Partially, on raw intelligence—it’s frontier-level and beats some; Opus 4.6 on certain benches, but top models like GPT-5.4 still lead on the hardest tasks. The real win is the value: high performance at a fraction of the cost, making it feel like it outperforms in real developer workflows.
SWE-bench is one of the most widely used and respected benchmarks for evaluating how well large language models (LLMs) and AI coding agents can handle real-world software engineering tasks. Introduced in late 2023, it stands out because it uses actual problems from GitHub rather than synthetic or toy coding exercises.
SWE-bench tasks an AI with resolving real GitHub issues from popular open-source repositories. For each task, the model receives: The full codebase at the state before the issue was fixed. The issue description (title + body from GitHub). Sometimes additional context like comments. The goal is to generate a code patch (diff) that fixes the problem. Success is measured automatically: the patch is applied in a clean Docker environment, and the model’s change must make the relevant unit tests pass.
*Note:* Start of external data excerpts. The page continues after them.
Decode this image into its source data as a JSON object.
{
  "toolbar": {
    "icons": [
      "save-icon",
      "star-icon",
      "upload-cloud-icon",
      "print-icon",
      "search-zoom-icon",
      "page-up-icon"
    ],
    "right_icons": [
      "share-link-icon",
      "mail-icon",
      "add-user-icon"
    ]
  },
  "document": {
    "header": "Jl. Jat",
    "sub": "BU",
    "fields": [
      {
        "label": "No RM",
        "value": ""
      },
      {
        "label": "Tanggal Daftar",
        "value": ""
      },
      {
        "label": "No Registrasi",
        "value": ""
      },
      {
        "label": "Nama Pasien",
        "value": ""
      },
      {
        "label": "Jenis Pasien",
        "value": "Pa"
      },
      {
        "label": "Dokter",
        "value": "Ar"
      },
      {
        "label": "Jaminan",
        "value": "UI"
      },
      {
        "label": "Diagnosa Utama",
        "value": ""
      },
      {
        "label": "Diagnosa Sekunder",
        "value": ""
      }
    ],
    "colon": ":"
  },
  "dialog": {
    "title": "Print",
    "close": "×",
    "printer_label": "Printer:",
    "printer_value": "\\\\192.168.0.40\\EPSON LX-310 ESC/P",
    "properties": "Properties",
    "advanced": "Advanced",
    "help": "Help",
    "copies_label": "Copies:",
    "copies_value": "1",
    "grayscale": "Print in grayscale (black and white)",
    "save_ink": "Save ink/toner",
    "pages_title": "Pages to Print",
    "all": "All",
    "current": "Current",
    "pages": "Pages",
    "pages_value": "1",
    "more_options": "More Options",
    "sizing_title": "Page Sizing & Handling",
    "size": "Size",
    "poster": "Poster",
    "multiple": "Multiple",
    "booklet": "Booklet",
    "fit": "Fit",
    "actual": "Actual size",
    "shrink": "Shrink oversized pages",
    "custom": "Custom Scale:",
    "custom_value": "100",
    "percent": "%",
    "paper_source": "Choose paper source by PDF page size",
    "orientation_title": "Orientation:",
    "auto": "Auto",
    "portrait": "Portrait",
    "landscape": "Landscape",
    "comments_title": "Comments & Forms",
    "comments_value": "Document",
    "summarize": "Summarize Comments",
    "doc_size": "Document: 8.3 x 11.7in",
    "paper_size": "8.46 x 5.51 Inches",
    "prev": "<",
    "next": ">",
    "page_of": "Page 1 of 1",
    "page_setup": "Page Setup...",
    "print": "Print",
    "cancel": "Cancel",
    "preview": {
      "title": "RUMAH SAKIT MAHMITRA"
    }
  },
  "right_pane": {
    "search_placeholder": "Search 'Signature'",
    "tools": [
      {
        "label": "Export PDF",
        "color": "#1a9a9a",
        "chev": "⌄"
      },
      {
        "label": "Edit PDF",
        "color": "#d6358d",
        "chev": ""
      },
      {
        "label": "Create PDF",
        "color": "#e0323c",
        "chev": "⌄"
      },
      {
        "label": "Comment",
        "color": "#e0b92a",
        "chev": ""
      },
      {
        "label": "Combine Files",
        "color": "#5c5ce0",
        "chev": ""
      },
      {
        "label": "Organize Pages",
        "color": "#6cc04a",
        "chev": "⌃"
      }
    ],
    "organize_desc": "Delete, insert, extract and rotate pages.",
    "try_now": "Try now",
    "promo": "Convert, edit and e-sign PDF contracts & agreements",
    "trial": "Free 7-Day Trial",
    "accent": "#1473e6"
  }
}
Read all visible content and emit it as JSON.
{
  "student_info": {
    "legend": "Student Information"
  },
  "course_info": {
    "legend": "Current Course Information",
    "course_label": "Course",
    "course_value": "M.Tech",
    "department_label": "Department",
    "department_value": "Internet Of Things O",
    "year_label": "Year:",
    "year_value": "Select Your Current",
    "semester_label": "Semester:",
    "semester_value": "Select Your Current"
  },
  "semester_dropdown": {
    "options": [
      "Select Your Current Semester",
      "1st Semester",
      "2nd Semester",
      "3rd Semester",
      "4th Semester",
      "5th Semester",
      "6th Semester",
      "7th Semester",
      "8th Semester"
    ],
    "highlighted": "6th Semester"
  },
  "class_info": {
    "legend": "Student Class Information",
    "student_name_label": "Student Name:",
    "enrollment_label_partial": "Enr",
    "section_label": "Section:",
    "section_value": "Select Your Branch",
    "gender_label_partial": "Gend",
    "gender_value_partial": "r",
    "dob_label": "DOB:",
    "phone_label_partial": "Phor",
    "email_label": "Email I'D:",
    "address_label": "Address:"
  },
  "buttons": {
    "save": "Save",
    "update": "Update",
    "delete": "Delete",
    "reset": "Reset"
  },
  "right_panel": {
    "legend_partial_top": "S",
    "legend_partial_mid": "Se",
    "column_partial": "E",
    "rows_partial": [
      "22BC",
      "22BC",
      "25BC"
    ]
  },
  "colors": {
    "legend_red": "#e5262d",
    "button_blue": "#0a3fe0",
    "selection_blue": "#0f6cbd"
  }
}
Original full SWE-bench: ~2,294 tasks, all from 12 popular Python repositories.
Tasks include bug fixes, small features, refactors, and more — reflecting genuine developer work. This makes it much harder and more realistic than older benchmarks like HumanEval which tests isolated function completion because it requires: Understanding large, complex codebases often tens of thousands of lines.
Navigating dependencies and repo structure. Interpreting sometimes ambiguous or poorly written issue reports. Generating multi-file edits that don’t break existing functionality. SWE-bench Verified: A cleaned, human-validated subset of 500 tasks. Annotators checked that issues are clear, tests are correct, tasks are solvable from the given info, and no data leaks/memorization artifacts exist.
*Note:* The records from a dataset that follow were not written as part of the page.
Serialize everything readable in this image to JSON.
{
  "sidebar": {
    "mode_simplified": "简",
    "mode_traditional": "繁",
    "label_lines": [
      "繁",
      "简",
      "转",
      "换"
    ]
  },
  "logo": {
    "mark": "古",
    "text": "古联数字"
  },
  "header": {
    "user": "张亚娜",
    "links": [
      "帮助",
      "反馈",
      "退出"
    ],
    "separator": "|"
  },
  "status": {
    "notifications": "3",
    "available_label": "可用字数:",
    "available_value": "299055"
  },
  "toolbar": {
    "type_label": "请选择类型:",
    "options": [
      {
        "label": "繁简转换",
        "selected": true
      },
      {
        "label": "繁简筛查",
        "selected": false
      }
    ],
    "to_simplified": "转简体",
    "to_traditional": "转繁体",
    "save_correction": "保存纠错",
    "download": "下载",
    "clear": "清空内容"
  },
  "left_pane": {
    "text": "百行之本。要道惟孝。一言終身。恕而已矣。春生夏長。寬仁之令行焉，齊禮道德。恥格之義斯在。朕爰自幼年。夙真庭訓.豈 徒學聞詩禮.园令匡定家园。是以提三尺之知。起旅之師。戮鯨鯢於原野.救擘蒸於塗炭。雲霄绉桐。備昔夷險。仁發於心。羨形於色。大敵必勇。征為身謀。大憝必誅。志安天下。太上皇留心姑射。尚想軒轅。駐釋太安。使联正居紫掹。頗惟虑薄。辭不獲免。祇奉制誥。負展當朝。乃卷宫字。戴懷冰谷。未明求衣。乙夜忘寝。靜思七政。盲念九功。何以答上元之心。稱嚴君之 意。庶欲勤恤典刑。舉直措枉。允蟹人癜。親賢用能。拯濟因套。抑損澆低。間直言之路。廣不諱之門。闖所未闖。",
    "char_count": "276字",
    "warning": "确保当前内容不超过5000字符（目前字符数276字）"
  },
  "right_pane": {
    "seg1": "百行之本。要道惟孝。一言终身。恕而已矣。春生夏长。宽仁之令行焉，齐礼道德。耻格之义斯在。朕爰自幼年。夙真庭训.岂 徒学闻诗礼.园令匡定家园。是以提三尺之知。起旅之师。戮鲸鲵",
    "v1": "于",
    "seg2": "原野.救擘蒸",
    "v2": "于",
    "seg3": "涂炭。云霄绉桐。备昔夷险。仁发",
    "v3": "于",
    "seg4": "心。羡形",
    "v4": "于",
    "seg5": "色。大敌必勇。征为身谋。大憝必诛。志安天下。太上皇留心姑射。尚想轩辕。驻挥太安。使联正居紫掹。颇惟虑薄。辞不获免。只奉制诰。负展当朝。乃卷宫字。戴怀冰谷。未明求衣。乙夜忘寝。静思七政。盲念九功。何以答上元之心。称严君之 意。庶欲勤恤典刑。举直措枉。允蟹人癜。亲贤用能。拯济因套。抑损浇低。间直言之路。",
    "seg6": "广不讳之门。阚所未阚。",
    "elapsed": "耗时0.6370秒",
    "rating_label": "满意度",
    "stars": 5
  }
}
This version is more reliable for comparing models; less noise from bad tasks. Top models in early 2026 reach ~75-82% on Verified. SWE-bench Lite: A smaller, easier subset often ~300 tasks used for faster evaluation or when full runs are too expensive.
SWE-bench Multilingual: Extends the idea beyond Python. It includes 300+ curated tasks from repositories in 9 languages; Java, TypeScript/JavaScript, Go, Rust, C/C++, etc. This tests cross-language understanding and generalization — performance is noticeably lower than on Python-only versions because most frontier models are still heavily Python-biased in training data.
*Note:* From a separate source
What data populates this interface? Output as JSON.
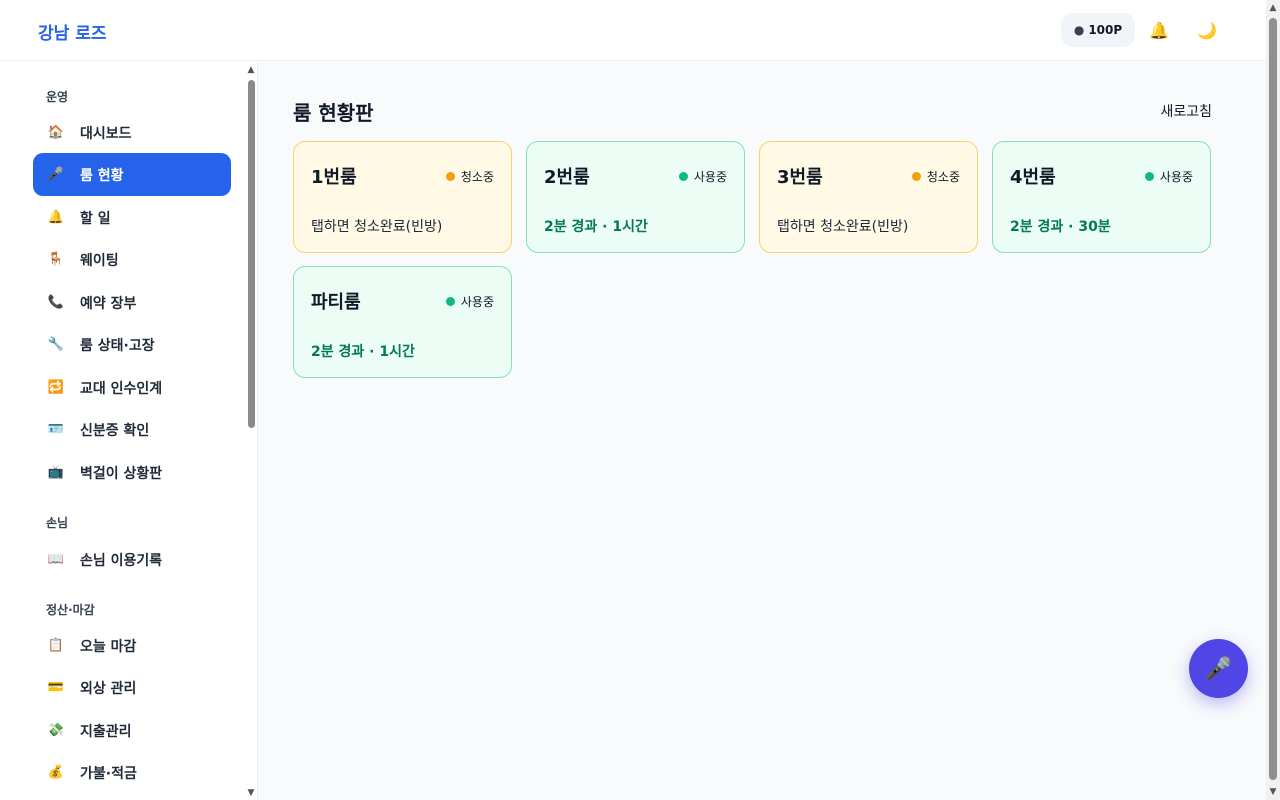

There are also community forks and extensions like SWE-bench Pro, SWE-bench Live, and others that add multi-language depth, harder tasks, or anti-contamination measures. Scores are usually % Resolved. On SWE-bench Verified: Often higher, e.g., 76-82% for top models like Claude Opus 4.6 or newer Sonnet/Opus variants.
On SWE-bench Multilingual: Lower overall, highlighting gaps in non-Python performance. In the context of Cursor’s Composer 2, they reported 73.7% on SWE-bench Multilingual — a very strong result, especially at their price point, showing it’s competitive even on the harder cross-language version.
Tests agentic capabilities: planning, exploration, multi-file editing, debugging loops. Many tasks are relatively “simple” bug fixes; hours of human work, not days/weeks. Potential data contamination/memorization risks some papers argue top scores partly come from models “remembering” popular repos.
Overall, SWE-bench and especially Verified + Multilingual remains the de facto standard for agentic coding evaluation in 2026 — far more indicative of real usefulness in tools like Cursor, Devin-style agents, or GitHub Copilot Workspace than function-level benchmarks.